Kevin Spacey will have to cough up nearly four dozen personal emails sent between him and his team after a judge sided with the actor’s sexual assault accuser Anthony Rapp.
According to legal order obtained by Radar, Judge Lewis A. Kaplan has ordered the Baby Driver actor to produce 45 emails sent in 2017. The correspondence took place between Spacey, his manager, PR people, media consultants, and his lawyers when they were in crisis mode after being notified that Buzzfeed was publishing Rapp’s allegations.
Judge Kaplan ruled the emails do not fall under attorney-client privilege. “None is a communication between the defendant [Spacey] and his lawyers without one of more of the manager and the PR people at least copied on the email,” the documents read. “Such communications are not lawyer-client communications made in confidence and/or generated for litigation.”

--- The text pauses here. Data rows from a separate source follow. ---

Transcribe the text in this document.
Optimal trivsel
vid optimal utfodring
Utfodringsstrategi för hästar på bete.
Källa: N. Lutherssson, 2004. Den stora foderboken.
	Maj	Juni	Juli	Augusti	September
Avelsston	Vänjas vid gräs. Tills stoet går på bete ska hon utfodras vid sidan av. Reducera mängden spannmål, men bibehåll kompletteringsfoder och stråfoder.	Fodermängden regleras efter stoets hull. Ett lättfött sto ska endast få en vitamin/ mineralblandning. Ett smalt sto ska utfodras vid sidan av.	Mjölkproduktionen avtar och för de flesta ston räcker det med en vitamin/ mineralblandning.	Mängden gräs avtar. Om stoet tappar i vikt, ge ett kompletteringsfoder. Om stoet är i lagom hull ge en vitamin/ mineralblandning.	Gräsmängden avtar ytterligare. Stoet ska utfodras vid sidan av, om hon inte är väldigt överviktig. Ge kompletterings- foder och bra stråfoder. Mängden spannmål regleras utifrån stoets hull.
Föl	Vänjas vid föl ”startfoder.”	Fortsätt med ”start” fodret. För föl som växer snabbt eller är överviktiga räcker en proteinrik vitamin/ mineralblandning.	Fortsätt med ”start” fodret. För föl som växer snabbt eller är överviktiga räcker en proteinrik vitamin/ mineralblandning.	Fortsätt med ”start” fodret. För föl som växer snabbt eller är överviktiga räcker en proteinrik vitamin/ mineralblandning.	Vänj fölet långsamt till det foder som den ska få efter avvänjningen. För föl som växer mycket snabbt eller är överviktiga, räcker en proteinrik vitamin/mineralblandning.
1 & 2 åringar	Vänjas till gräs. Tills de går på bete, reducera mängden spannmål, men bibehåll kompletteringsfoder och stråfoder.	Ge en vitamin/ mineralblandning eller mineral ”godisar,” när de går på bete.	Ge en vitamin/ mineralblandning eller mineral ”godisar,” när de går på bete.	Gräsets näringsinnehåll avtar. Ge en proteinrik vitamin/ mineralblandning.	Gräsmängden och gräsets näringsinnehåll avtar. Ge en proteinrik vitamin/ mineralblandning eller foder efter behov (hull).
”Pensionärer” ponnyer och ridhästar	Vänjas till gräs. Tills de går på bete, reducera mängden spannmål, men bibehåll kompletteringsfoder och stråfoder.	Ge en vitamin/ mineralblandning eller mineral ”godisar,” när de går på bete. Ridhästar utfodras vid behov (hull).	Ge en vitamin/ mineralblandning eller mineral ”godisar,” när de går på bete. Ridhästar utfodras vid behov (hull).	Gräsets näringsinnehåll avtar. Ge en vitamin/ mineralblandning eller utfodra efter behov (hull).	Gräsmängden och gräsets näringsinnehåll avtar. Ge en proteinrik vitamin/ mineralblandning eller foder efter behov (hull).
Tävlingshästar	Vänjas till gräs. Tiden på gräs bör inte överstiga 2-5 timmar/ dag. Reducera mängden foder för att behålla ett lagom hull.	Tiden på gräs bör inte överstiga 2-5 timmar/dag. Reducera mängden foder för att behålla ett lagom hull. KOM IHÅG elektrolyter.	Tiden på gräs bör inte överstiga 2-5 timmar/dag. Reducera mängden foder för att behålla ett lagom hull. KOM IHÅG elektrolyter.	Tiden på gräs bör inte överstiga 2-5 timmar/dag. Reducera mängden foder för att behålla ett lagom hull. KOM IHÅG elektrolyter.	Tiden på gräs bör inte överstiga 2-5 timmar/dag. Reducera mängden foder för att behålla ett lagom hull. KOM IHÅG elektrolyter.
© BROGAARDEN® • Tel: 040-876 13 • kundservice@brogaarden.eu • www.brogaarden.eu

The email chain allegedly began on October 29, 2017, when “a reporter emailed one of the defendant’s PR people and one of his lawyers to the effect that Buzzfeed, an Internet site, was about to run a story reporting Rapp’s assertion that the defendant made a sexual advance on him in 1986 when Rapp was 14 years old.”
In the documents, the judge observed that Buzzfeed’s email “triggered” a firestorm between “the defendant, his manager, his two lawyers, and the two PR people concerning whether to respond and, if so, what to say.”
The judge pointed out it appeared Spacey and his team were more concerned about the PR nightmare and saving his image than having the actor’s lawyers take the reigns.
Spacey, his manager, and PR consultants were “seeking and providing the business and reputational advice that those experts long had provided to the defendant with respect to his career,” Judge Kaplan states.
“The lawyers were involved principally to raise the alarm if the lay advisers or the defendant proposed going down a path that might expose the defendant to, or increase already existing legal exposure.”
He concluded his legal order by stating the emails “were not generated primarily for litigation but instead reflect a discussion of public relations strategy,” adding, “Their communications therefore are not protected by attorney-client privilege.”